Closed dlewissandy closed 7 years ago
This function has the mathematical specification:
forall n>0, 0<i<length sy
(sscal n sx incx sy incy)!i =
if (i `mod` incy) == 0 && i `div` incy<n
then if ( sign incx == sign incy )
then u!(i*incx)
else u!((1-n+i )*incx-1)
else v!i
When both both incx and incy have a magnitude of 1 and the same sign, then this corresponds to copying the first n elements of incx into the first n elements of y.
BLAS Implementation notes:
Design Choices:
I have created a branch (ISSUE-34) and begun implementation.

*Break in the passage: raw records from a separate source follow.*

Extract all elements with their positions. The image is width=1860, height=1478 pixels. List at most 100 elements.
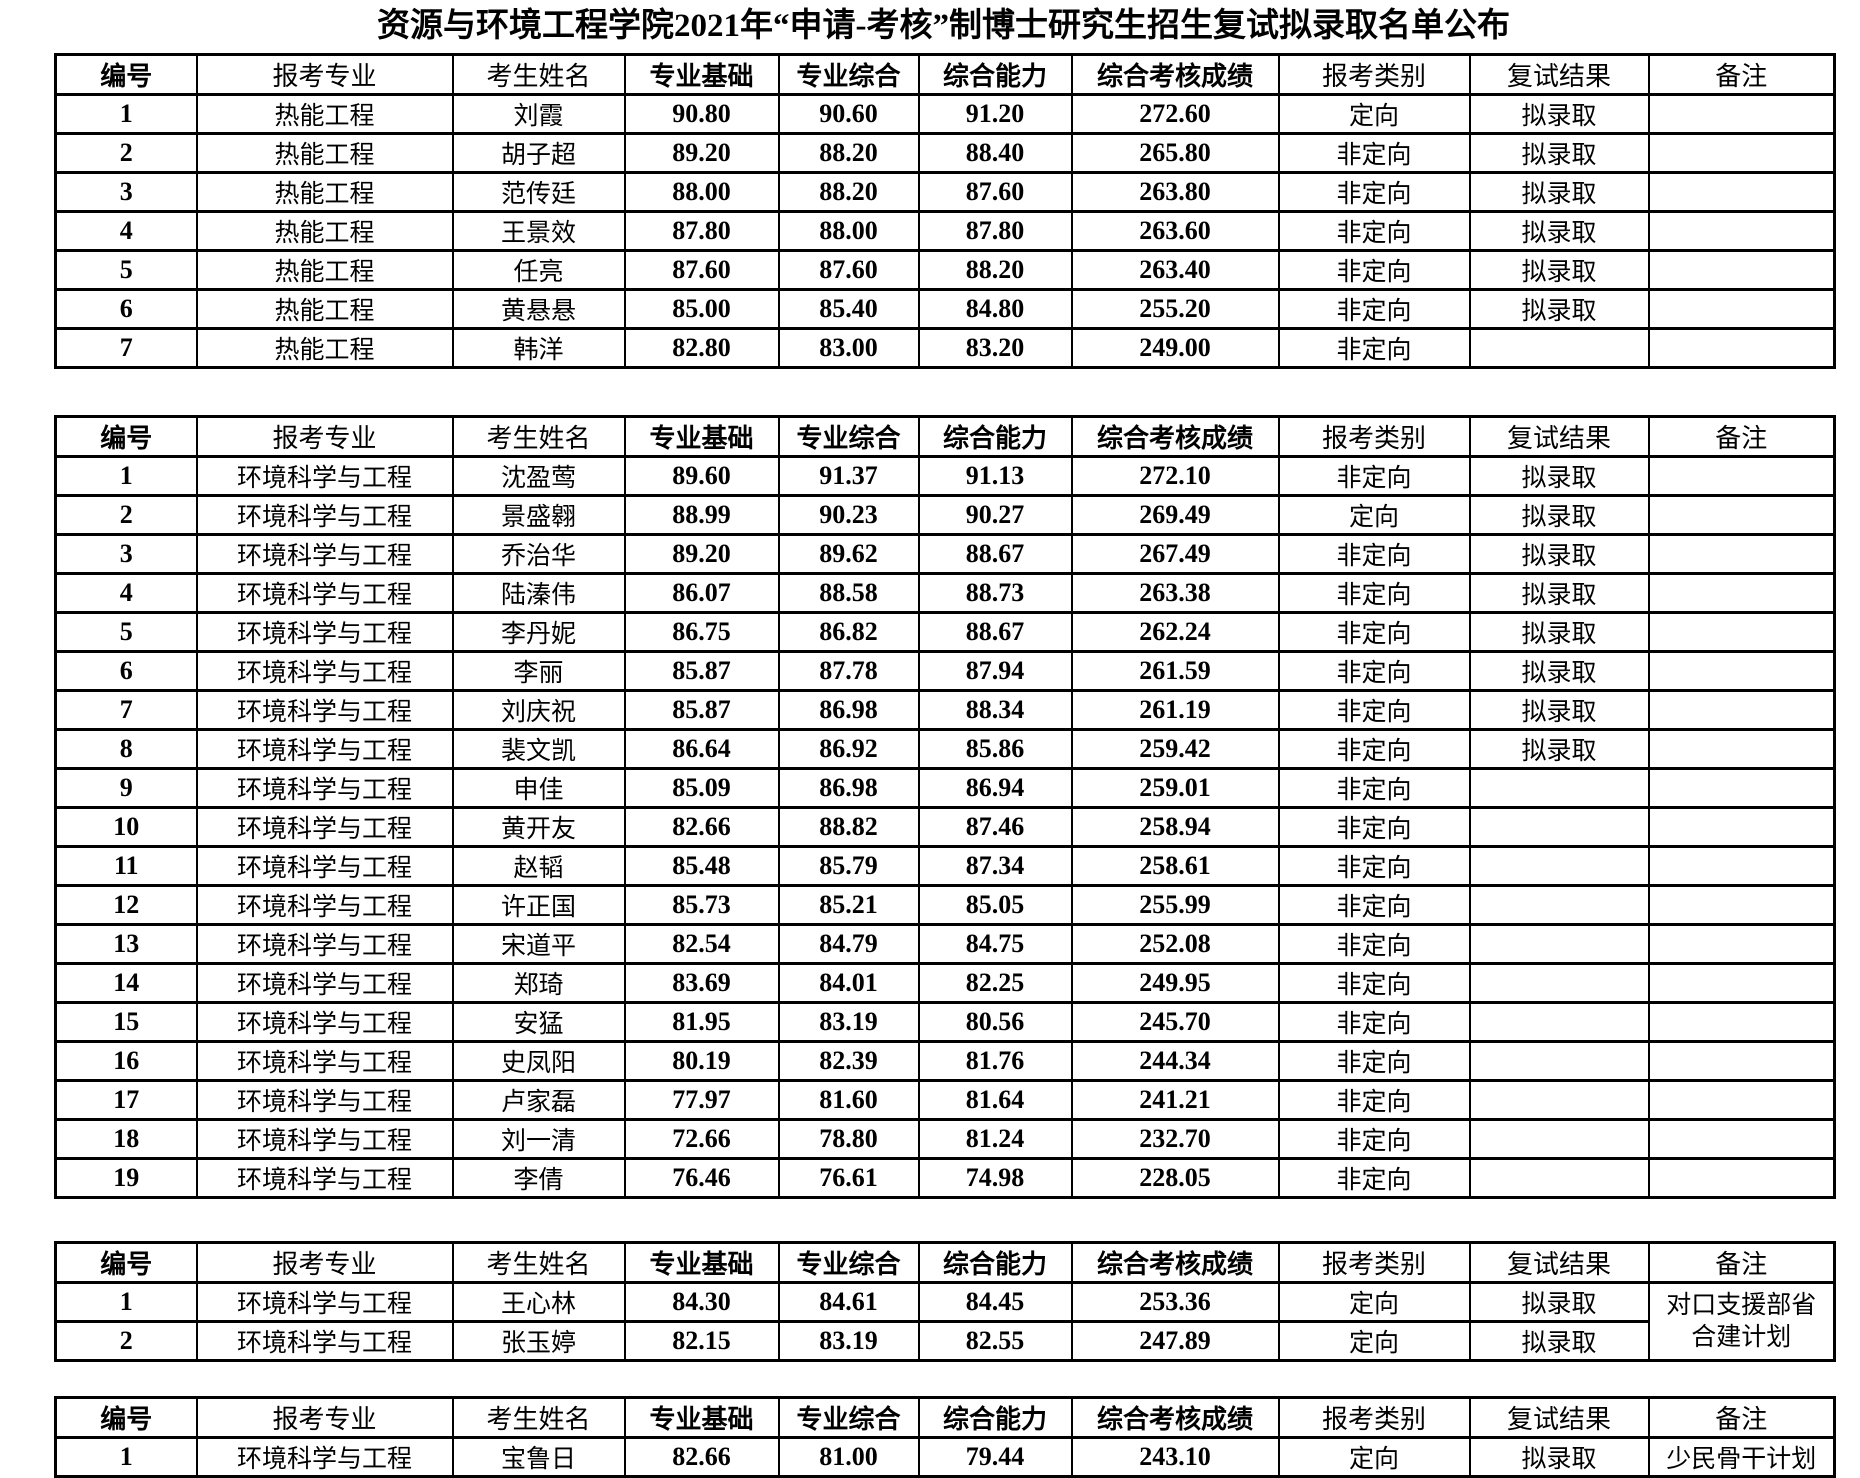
table-cell [1468, 1118, 1650, 1160]
table-cell: 81.76 [917, 1040, 1073, 1082]
table-cell: 82.66 [623, 1436, 780, 1478]
table-cell [1647, 533, 1836, 575]
table-cell: 261.59 [1070, 650, 1280, 692]
column-header: 综合考核成绩 [1070, 1396, 1280, 1439]
table-cell: 王心林 [451, 1281, 626, 1323]
admission-table-environmental-science: 编号 报考专业 考生姓名 专业基础 专业综合 综合能力 综合考核成绩 报考类别 复试结果 备注 1 环… [54, 415, 1836, 1199]
table-cell: 1 [54, 1281, 198, 1323]
admission-table-thermal-engineering: 编号 报考专业 考生姓名 专业基础 专业综合 综合能力 综合考核成绩 报考类别 复试结果 备注 1 热… [54, 53, 1836, 369]
table-cell: 263.38 [1070, 572, 1280, 614]
table-cell: 宋道平 [451, 923, 626, 965]
table-cell: 258.94 [1070, 806, 1280, 848]
table-cell [1468, 327, 1650, 369]
table-cell: 16 [54, 1040, 198, 1082]
header-row: 编号 报考专业 考生姓名 专业基础 专业综合 综合能力 综合考核成绩 报考类别 复试结果 备注 [54, 53, 1836, 96]
table-cell [1468, 767, 1650, 809]
table-cell: 申佳 [451, 767, 626, 809]
table-cell [1647, 93, 1836, 135]
table-cell: 拟录取 [1468, 132, 1650, 174]
table-cell: 82.80 [623, 327, 780, 369]
table-cell: 拟录取 [1468, 650, 1650, 692]
table-cell: 85.86 [917, 728, 1073, 770]
table-cell: 249.00 [1070, 327, 1280, 369]
admission-table-minority-backbone-program: 编号 报考专业 考生姓名 专业基础 专业综合 综合能力 综合考核成绩 报考类别 复试结果 备注 1 环… [54, 1396, 1836, 1478]
table-cell: 87.78 [777, 650, 920, 692]
table-cell: 87.34 [917, 845, 1073, 887]
table-cell: 非定向 [1277, 962, 1471, 1004]
table-cell: 272.10 [1070, 455, 1280, 497]
table-cell: 83.19 [777, 1001, 920, 1043]
table-row: 1 环境科学与工程 沈盈莺 89.60 91.37 91.13 272.10 非定向 拟录取 [54, 455, 1836, 497]
column-header: 专业综合 [777, 1396, 920, 1439]
table-cell: 88.20 [777, 132, 920, 174]
table-cell: 88.20 [917, 249, 1073, 291]
table-cell: 88.34 [917, 689, 1073, 731]
table-row: 1 环境科学与工程 宝鲁日 82.66 81.00 79.44 243.10 定向 拟录取 少民骨… [54, 1436, 1836, 1478]
table-cell: 环境科学与工程 [195, 533, 454, 575]
table-cell: 13 [54, 923, 198, 965]
table-cell [1468, 962, 1650, 1004]
table-cell: 赵韬 [451, 845, 626, 887]
table-cell: 263.80 [1070, 171, 1280, 213]
table-cell: 80.56 [917, 1001, 1073, 1043]
table-row: 4 环境科学与工程 陆溱伟 86.07 88.58 88.73 263.38 非定向 拟录取 [54, 572, 1836, 614]
column-header: 报考专业 [195, 53, 454, 96]
table-cell: 胡子超 [451, 132, 626, 174]
table-cell: 82.55 [917, 1320, 1073, 1362]
table-cell: 刘一清 [451, 1118, 626, 1160]
table-cell: 非定向 [1277, 1157, 1471, 1199]
table-cell: 李丹妮 [451, 611, 626, 653]
table-cell: 88.99 [623, 494, 780, 536]
column-header: 综合能力 [917, 1241, 1073, 1284]
column-header: 报考类别 [1277, 53, 1471, 96]
table-cell [1468, 1001, 1650, 1043]
table-cell: 78.80 [777, 1118, 920, 1160]
table-cell: 6 [54, 288, 198, 330]
table-cell: 1 [54, 93, 198, 135]
table-cell: 83.00 [777, 327, 920, 369]
table-cell: 90.23 [777, 494, 920, 536]
table-cell: 86.64 [623, 728, 780, 770]
table-cell: 263.60 [1070, 210, 1280, 252]
table-cell: 7 [54, 327, 198, 369]
table-cell: 定向 [1277, 1436, 1471, 1478]
table-cell: 263.40 [1070, 249, 1280, 291]
table-cell: 拟录取 [1468, 689, 1650, 731]
table-cell: 85.21 [777, 884, 920, 926]
table-cell: 非定向 [1277, 728, 1471, 770]
table-row: 17 环境科学与工程 卢家磊 77.97 81.60 81.64 241.21 非定向 [54, 1079, 1836, 1121]
table-cell: 定向 [1277, 93, 1471, 135]
table-cell: 8 [54, 728, 198, 770]
table-cell: 乔治华 [451, 533, 626, 575]
table-cell: 272.60 [1070, 93, 1280, 135]
table-cell: 环境科学与工程 [195, 845, 454, 887]
table-cell: 81.24 [917, 1118, 1073, 1160]
table-cell: 89.20 [623, 533, 780, 575]
table-cell: 81.95 [623, 1001, 780, 1043]
table-cell: 王景效 [451, 210, 626, 252]
table-row: 7 环境科学与工程 刘庆祝 85.87 86.98 88.34 261.19 非定向 拟录取 [54, 689, 1836, 731]
table-cell: 88.58 [777, 572, 920, 614]
table-cell: 84.61 [777, 1281, 920, 1323]
column-header: 编号 [54, 53, 198, 96]
table-cell [1647, 767, 1836, 809]
table-cell: 88.67 [917, 533, 1073, 575]
column-header: 报考类别 [1277, 1396, 1471, 1439]
table-row: 18 环境科学与工程 刘一清 72.66 78.80 81.24 232.70 非定向 [54, 1118, 1836, 1160]
table-cell: 88.67 [917, 611, 1073, 653]
table-cell: 拟录取 [1468, 171, 1650, 213]
table-cell: 85.09 [623, 767, 780, 809]
table-cell: 环境科学与工程 [195, 1320, 454, 1362]
table-cell: 非定向 [1277, 327, 1471, 369]
table-cell: 262.24 [1070, 611, 1280, 653]
column-header: 专业基础 [623, 53, 780, 96]
table-cell: 拟录取 [1468, 494, 1650, 536]
table-cell: 定向 [1277, 1281, 1471, 1323]
table-cell: 热能工程 [195, 210, 454, 252]
column-header: 综合考核成绩 [1070, 1241, 1280, 1284]
table-cell: 88.00 [777, 210, 920, 252]
table-cell: 10 [54, 806, 198, 848]
table-cell [1647, 249, 1836, 291]
table-cell: 范传廷 [451, 171, 626, 213]
table-cell: 张玉婷 [451, 1320, 626, 1362]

I have collected and attached the benchmark data for the scopy function Archive.zip
In the case when INCX and INCY are 1, a linear model fits both the unsafe and streamed implementation. The summary results follow:
STREAM
lm(formula = STREAM ~ 0 + N, data = scopy[scopy$INC == 1, ])
Residuals:
Min 1Q Median 3Q Max
-0.08339 0.03416 0.03743 0.04536 0.09703
Coefficients:
Estimate Std. Error t value Pr(>|t|)
N 2.152e-04 1.147e-06 187.6 <2e-16 ***
---
Signif. codes: 0 ‘***’ 0.001 ‘**’ 0.01 ‘*’ 0.05 ‘.’ 0.1 ‘ ’ 1
Residual standard error: 0.04712 on 38 degrees of freedom
Multiple R-squared: 0.9989, Adjusted R-squared: 0.9989
F-statistic: 3.52e+04 on 1 and 38 DF, p-value: < 2.2e-16
UNSAFE BLAS
lm(formula = UNSAFE ~ 0 + N, data = scopy[scopy$INC == 1, ])
Residuals:
Min 1Q Median 3Q Max
-0.93515 -0.15444 0.02680 0.04407 0.97555
Coefficients:
Estimate Std. Error t value Pr(>|t|)
N 5.748e-04 7.474e-06 76.91 <2e-16 ***
---
Signif. codes: 0 ‘***’ 0.001 ‘**’ 0.01 ‘*’ 0.05 ‘.’ 0.1 ‘ ’ 1
Residual standard error: 0.3071 on 38 degrees of freedom
Multiple R-squared: 0.9936, Adjusted R-squared: 0.9934
F-statistic: 5915 on 1 and 38 DF, p-value: < 2.2e-16
Asymptotically as N gets large, the relative execution time for the streaming algorithm should approach
2.152e-04
---------- = 37%
5.748e-04
In the case when INCX or INCY not 1, a multi-linear model fits both the unsafe and streamed implementation. The summary results follow:
STREAM
lm(formula = STREAM ~ 0 + N + Z, data = scopy[scopy$INC != 1,
])
Residuals:
Min 1Q Median 3Q Max
-0.99223 -0.14711 0.04556 0.06993 1.39199
Coefficients:
Estimate Std. Error t value Pr(>|t|)
N 5.793e-03 1.467e-04 39.48 <2e-16 ***
Z 3.721e-04 1.046e-05 35.56 <2e-16 ***
---
Signif. codes: 0 ‘***’ 0.001 ‘**’ 0.01 ‘*’ 0.05 ‘.’ 0.1 ‘ ’ 1
Residual standard error: 0.3822 on 49 degrees of freedom
Multiple R-squared: 0.9961, Adjusted R-squared: 0.996
F-statistic: 6281 on 2 and 49 DF, p-value: < 2.2e-16
UNSAFE BLAS
lm(formula = UNSAFE ~ 0 + N + Z, data = scopy[scopy$INC != 1,
])
Residuals:
Min 1Q Median 3Q Max
-0.6180 -0.1309 -0.0331 0.0333 1.0308
Coefficients:
Estimate Std. Error t value Pr(>|t|)
N 2.747e-03 9.646e-05 28.48 <2e-16 ***
Z 2.297e-04 6.879e-06 33.38 <2e-16 ***
---
Signif. codes: 0 ‘***’ 0.001 ‘**’ 0.01 ‘*’ 0.05 ‘.’ 0.1 ‘ ’ 1
Residual standard error: 0.2513 on 49 degrees of freedom
Multiple R-squared: 0.9943, Adjusted R-squared: 0.9941
F-statistic: 4271 on 2 and 49 DF, p-value: < 2.2e-16
In the limit as both N and INC become large, the relative execution time for the stream implementation approaches:
3.721e-04
---------- = 160%
2.297e-04
This is well within the 100x target for this project milestone.
Closed as DONE after approval and merge of pull request #57
Documentation for the scopy function can be found at BLAS.